Politischer Bücherfrühling in Bremen: Gestern stellte der ehemalige Mitarbeiter der grünen Bundestagsfraktion, Lothar Probst, sein neuestes Werk vor. „Kursbestimmung: Bündnis 90/Grüne“, trocken kommt der Titel daher, für den Probst als Herausgeber zeichnet. Aber er versammelt eine illustre Autorenliste. Die reicht vom bürgerbewegten Bundestagsabgeordneten Wolfgang Ullmann über den ideellen Gesamtgrünen Joschka Fischer bis hin zum Ex-Bremer und mittlerweile Hamburger enfant terrible Jo Müller. Reichlich grüne Prominenz also, und mittenmang die beiden Bremer SenatorInnen Helga Trüpel und Ralf Fücks.
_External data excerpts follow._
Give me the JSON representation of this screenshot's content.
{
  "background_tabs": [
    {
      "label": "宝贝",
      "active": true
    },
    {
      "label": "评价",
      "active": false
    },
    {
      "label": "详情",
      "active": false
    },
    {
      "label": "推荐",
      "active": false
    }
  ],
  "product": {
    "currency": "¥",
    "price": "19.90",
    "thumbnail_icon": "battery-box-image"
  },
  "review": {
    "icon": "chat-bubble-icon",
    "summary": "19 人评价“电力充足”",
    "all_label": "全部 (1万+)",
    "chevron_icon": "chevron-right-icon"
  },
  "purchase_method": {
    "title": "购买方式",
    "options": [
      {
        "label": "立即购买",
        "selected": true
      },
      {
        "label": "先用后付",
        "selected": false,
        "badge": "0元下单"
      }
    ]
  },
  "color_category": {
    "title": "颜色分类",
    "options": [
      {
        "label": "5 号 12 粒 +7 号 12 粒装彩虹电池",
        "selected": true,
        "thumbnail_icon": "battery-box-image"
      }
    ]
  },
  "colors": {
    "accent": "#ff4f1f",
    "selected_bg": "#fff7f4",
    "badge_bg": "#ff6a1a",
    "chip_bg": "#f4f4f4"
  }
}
Die stellten ihre Beiträge gestern auch persönlich vor.

Seit dem Wahldesaster der Grünen im Jahr 1990, als sie bei der ersten gesamtdeutschen Wahl an der fünf-Prozent-Hürde hängengeblieben waren, ist es still geworden um die Ökopartei. Im Bundestag saßen gerade mal acht Bürgerbewegte – ein Symbol für den Bedeutungsverlust, den die Grünen hatten hinnnehmen müssen. Die Welt, die die Grünen interpretiert hatten und die sie sich jetzt zu verändern anschickten, war aus den Fugen geraten. Und seit der deutschen Vereinigung scheint die Lage für die Grünen nicht einfacher geworden zu sein. Auch wenn die rot/grüne Option für eine zukünftige Bundesregierung rechnerisch wahrscheinlicher geworden ist: Erstens läßt die Bundes-SPD unter Scharping bislang jeden Reformwillen vermissen, zweitens aber lebt der grüne Aufschwung von den fehlenden Argumenten der anderen Parteien. Gleichzeitig zogen andere Gruppierungen wie die Statt-Partei Protestwähler auf sich, kein Wunder, denn die Grünen hatten mit den Jahren und der gewachsenen (Regierungs–)Verantwortung ihren Nimbus verloren. Probst: „Wir sind nicht mehr die Unschuld vom Lande“.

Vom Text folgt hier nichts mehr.